Le solde après aides s'étale : sur le cas type à Le Monêtier-les-Bains, le reste à charge d'un ménage très modeste ressort à 6 000 € après aide ANAH et prise en charge de l'accompagnement. Étalé sur quinze ans en éco-prêt à taux zéro, cela représente de l'ordre de 35 € par mois, à comparer aux 1 150 € d'économie annuelle attendue sur la facture d'énergie.
Le cas de référence retenu ici porte sur 100 m², en zone H3 : après un bouquet complet, la consommation recule d'environ 10 700 kWh par an, soit près de 1 150 € au tarif de référence. Côté financement, l'assiette est plafonnée à 40 000 € HT dès trois classes gagnées, l'aide ANAH s'échelonne de 4 000 € à 32 000 € selon le revenu fiscal de référence, et l'accompagnement obligatoire est pris en charge jusqu'à 2 000 €.
L'écueil le plus coûteux reste un engagement de conventionnement signé sans simuler le manque à gagner locatif. Sa reprise après coup coûte couramment 10 à 20 % du poste, soit 482 400 € à 964 800 € sur le chiffrage retenu à Le Monêtier-les-Bains — un montant qui n'est jamais couvert une seconde fois par l'aide, déjà consommée.
Deux classes ou trois, la différence est d'abord financière : 30 000 € HT contre 40 000 € HT d'assiette à Le Monêtier-les-Bains. Le logement loué pesant environ 4 824 000 €, il reste à comparer le coût du lot supplémentaire au gain d'aide obtenu en franchissant le palier.
Combien de logements concernés ? À Le Monêtier-les-Bains, 67 résidences principales dépendent d'une énergie fossile (14 % du parc). C'est dans ce sous-ensemble que la remise à niveau d'un logement mis en location produit les écarts de consommation les plus élevés avant et après travaux.
Sur la durée de vie de l'ouvrage, la remise à niveau d'un logement mis en location à Le Monêtier-les-Bains suppose les critères de décence et un engagement de loyer maîtrisé maintenu dans le temps. Rapporté à vingt ans d'usage, le poste chiffré à 4 824 000 € revient à 241 200 € par an avant aides, montant à mettre en regard de l'économie de facture et non du seul prix d'achat.

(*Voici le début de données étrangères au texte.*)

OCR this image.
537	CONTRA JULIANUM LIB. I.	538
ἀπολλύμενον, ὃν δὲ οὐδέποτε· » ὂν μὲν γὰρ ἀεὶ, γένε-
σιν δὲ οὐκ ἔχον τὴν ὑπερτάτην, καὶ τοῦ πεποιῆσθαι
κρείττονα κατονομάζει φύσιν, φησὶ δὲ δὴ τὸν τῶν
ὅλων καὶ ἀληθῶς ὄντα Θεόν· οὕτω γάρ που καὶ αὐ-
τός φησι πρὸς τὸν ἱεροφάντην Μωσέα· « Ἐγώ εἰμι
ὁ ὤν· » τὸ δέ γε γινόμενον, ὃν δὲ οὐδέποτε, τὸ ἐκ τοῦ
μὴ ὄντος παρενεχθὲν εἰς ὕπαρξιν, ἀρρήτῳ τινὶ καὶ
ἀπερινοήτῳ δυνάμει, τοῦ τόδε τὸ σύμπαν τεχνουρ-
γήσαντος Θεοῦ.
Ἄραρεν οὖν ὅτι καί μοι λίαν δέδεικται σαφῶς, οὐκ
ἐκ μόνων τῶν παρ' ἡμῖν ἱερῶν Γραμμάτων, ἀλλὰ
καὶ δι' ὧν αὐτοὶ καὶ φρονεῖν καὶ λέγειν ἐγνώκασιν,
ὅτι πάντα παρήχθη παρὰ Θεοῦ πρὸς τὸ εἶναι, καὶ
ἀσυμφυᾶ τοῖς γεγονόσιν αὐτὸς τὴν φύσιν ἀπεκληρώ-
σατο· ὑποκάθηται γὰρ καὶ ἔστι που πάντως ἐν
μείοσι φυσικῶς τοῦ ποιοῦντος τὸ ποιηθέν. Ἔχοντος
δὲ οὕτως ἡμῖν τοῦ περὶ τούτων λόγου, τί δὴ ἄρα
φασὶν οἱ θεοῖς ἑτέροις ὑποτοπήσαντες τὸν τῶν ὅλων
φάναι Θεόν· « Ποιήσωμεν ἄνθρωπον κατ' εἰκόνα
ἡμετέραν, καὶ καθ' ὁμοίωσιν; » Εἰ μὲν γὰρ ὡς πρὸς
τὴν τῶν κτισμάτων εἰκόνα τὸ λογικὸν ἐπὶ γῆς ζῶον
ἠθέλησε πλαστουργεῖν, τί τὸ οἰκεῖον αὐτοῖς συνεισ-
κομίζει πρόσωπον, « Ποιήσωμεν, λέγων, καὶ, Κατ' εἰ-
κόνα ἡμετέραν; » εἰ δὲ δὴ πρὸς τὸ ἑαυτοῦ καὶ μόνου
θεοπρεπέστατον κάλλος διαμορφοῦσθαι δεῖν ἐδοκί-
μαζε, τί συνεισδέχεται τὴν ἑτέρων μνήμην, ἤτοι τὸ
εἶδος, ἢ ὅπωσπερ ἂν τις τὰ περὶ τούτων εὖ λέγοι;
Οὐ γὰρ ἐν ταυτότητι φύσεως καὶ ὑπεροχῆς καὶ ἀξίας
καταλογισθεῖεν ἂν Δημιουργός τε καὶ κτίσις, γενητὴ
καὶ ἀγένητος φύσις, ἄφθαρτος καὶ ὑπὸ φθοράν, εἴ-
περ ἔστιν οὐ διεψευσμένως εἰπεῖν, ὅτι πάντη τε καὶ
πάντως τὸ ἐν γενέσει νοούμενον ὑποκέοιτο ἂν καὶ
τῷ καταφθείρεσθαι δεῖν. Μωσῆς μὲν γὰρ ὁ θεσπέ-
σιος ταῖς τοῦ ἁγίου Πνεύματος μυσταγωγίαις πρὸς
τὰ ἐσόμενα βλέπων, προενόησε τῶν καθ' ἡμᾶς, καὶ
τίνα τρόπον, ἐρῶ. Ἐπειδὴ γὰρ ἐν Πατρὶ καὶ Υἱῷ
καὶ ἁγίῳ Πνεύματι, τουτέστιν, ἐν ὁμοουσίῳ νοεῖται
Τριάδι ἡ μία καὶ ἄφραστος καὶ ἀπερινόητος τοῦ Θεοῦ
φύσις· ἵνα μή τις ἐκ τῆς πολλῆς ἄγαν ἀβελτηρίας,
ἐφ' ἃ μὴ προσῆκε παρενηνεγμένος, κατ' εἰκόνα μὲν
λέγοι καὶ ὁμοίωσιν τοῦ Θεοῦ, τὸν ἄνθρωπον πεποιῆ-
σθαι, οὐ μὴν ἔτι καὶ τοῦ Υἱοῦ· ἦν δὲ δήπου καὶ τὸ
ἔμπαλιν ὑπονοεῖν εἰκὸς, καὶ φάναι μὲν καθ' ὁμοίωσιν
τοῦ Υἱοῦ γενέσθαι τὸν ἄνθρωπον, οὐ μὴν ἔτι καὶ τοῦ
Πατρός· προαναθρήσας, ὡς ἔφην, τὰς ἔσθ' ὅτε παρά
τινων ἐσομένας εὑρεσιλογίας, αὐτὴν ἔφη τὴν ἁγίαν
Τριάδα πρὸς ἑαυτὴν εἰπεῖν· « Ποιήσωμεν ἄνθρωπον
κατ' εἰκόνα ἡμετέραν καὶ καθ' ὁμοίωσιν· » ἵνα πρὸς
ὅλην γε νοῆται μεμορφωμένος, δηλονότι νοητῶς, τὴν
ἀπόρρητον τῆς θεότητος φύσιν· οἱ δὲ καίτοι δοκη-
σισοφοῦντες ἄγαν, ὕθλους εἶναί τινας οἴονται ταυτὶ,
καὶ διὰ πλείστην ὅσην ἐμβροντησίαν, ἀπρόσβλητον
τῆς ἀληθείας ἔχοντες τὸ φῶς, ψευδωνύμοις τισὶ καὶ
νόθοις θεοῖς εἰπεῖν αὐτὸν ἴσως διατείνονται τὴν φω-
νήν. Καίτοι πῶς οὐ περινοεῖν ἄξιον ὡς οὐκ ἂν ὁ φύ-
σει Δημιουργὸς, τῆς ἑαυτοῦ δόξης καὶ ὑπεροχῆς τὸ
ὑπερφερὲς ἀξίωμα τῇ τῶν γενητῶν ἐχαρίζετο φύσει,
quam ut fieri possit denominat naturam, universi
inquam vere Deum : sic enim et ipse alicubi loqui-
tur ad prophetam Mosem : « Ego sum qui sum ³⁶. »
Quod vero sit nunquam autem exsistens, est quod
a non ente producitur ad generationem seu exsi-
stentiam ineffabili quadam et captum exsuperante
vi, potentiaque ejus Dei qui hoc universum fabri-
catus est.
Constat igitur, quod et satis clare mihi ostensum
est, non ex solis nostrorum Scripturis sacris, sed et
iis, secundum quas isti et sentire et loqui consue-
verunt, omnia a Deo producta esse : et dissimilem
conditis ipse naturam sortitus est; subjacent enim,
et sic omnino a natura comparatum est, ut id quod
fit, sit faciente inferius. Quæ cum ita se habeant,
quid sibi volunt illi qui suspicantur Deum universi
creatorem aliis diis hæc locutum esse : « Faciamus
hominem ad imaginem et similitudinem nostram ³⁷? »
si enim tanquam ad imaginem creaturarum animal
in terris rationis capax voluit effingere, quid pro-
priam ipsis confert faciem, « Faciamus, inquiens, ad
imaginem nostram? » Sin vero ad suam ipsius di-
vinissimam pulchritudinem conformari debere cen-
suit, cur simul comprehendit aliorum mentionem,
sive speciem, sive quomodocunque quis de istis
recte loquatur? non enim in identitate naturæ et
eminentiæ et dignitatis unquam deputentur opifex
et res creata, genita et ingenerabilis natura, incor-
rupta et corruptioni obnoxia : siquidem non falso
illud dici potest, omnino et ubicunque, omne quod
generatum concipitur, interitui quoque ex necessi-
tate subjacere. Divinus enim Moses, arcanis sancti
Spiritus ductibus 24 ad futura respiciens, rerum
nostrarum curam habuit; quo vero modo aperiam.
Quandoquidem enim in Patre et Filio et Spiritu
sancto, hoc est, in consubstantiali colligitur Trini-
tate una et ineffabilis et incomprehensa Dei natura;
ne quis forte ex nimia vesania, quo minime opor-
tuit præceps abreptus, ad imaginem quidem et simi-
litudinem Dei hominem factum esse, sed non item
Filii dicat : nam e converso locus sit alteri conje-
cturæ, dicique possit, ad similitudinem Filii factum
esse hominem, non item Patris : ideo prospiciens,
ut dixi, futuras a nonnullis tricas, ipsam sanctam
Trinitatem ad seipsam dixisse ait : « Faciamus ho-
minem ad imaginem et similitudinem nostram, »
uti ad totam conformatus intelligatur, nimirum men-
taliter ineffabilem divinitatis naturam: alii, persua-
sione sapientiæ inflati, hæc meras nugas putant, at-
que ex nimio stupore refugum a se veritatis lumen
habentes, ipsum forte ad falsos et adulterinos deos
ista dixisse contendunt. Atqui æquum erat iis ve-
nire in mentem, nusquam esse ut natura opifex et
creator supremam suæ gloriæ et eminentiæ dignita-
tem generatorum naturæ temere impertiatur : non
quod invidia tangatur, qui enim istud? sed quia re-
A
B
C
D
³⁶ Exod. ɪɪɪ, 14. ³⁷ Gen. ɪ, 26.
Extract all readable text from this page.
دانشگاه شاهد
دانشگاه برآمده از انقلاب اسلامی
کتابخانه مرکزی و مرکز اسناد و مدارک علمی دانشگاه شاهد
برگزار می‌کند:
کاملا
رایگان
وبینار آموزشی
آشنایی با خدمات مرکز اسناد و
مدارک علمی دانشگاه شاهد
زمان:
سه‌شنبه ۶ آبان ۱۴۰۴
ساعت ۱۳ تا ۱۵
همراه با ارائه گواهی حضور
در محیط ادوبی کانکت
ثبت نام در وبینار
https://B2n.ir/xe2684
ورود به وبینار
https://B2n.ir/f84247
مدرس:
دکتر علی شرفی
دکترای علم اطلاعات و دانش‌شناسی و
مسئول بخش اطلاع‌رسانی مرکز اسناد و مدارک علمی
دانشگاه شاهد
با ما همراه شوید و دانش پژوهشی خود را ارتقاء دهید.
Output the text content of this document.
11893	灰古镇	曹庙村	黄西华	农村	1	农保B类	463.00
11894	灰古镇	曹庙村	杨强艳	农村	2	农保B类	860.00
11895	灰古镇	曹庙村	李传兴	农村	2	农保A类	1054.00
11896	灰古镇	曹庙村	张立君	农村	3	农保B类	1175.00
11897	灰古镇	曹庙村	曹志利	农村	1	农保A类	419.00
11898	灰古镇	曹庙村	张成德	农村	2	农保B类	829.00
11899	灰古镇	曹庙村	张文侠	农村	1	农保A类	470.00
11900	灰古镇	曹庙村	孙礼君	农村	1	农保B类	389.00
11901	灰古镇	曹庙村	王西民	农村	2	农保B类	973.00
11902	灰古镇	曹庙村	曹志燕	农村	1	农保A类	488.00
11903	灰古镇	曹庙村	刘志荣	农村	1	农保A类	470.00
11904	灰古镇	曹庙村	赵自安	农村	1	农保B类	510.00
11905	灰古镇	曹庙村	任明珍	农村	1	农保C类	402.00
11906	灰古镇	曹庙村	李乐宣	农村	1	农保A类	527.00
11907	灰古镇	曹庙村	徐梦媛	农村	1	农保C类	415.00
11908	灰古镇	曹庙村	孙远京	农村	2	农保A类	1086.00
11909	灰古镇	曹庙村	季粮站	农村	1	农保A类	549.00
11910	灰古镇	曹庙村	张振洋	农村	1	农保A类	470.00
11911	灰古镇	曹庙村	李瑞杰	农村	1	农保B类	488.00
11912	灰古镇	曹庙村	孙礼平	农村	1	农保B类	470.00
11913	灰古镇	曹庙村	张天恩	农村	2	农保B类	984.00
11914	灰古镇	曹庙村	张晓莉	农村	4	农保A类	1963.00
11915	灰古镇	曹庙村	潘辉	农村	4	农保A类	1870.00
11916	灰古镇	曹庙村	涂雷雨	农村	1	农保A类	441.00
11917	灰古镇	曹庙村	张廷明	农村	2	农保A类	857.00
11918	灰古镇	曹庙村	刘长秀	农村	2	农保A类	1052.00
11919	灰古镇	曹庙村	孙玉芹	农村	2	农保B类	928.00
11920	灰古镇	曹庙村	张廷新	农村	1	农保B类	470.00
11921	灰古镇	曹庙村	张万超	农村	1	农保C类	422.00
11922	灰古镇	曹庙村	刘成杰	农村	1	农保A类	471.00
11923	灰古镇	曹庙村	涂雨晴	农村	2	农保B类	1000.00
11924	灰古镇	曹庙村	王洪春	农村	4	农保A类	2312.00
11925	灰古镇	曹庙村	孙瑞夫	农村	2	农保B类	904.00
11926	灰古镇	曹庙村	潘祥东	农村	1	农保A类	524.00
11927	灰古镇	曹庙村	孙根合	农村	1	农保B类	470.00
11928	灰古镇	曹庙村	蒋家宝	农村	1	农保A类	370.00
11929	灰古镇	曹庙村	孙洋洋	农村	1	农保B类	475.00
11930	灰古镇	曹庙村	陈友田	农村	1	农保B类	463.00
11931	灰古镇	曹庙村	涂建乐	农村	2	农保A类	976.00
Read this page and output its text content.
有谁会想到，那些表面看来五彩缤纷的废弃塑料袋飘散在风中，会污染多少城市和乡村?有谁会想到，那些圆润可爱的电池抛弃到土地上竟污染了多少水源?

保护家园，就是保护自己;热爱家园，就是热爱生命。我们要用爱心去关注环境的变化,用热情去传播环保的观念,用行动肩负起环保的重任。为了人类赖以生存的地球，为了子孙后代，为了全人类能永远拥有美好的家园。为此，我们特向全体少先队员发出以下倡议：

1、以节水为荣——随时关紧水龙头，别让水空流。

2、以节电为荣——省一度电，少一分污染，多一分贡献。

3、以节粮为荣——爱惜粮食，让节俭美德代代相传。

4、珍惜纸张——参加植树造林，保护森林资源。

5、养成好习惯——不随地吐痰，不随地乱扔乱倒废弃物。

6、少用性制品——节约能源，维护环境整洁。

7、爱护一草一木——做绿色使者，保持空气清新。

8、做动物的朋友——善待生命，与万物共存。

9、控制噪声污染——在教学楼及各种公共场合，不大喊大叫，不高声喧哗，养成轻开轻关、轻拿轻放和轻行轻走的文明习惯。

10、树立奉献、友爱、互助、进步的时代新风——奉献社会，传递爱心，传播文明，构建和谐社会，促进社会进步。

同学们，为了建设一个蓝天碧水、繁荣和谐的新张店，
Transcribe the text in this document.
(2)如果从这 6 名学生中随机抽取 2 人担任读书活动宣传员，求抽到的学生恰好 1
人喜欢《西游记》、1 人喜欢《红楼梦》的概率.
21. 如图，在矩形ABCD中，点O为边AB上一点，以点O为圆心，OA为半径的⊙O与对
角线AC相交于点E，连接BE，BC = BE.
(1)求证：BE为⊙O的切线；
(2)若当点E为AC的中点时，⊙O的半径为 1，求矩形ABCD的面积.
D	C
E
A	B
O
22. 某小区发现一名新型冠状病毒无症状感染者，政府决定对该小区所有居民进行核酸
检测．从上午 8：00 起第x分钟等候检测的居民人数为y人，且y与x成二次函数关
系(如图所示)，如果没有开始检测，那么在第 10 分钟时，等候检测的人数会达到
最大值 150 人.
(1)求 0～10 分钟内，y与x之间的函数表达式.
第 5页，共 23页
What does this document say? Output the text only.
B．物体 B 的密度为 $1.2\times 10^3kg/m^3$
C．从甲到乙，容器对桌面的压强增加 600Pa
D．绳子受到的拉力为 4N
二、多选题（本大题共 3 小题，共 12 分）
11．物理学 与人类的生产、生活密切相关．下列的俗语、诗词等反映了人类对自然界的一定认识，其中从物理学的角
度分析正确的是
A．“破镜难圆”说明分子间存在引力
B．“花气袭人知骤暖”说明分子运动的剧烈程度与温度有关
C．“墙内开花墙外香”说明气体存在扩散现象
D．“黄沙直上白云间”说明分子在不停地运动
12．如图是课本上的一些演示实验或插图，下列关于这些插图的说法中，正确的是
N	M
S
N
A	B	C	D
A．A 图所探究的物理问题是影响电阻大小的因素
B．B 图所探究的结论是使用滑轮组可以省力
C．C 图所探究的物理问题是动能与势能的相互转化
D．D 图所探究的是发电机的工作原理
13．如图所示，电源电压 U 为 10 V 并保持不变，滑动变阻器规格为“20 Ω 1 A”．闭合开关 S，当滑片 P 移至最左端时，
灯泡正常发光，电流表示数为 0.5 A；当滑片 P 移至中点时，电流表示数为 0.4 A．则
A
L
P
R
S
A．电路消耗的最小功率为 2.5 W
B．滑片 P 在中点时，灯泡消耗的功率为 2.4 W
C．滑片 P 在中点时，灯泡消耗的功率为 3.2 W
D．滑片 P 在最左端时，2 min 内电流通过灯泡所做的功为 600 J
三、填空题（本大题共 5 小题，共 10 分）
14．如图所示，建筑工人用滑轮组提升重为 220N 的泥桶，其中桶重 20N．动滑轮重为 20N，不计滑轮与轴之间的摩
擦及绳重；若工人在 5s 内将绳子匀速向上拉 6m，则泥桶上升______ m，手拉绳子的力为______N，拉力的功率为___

Le taux de TVA n'est pas un détail sur ce type de chantier : à 5,5 %, la remise à niveau d'un logement mis en location facturé 4 824 000 € TTC à Le Monêtier-les-Bains supporte 251 488 € de taxe. Une facturation à 20 % par erreur renchérit le projet de plusieurs milliers d'euros et se rattrape mal après coup.
Le dimensionnement suit l'occupation réelle : 1.93 personne(s) par logement en moyenne à Le Monêtier-les-Bains, ce qui fixe la base de calcul à 100 m². La remise à niveau d'un logement mis en location se calibre sur cette occupation, pas sur la surface cadastrale ni sur la facture de l'année passée.
La logistique dépend de la densité : 923 habitants pour 479 résidences principales à Le Monêtier-les-Bains. Cette densité conditionne l'emprise de stationnement, l'autorisation de voirie et le stockage des matériaux nécessaires à la remise à niveau d'un logement mis en location, trois postes que les devis les moins précis oublient de chiffrer.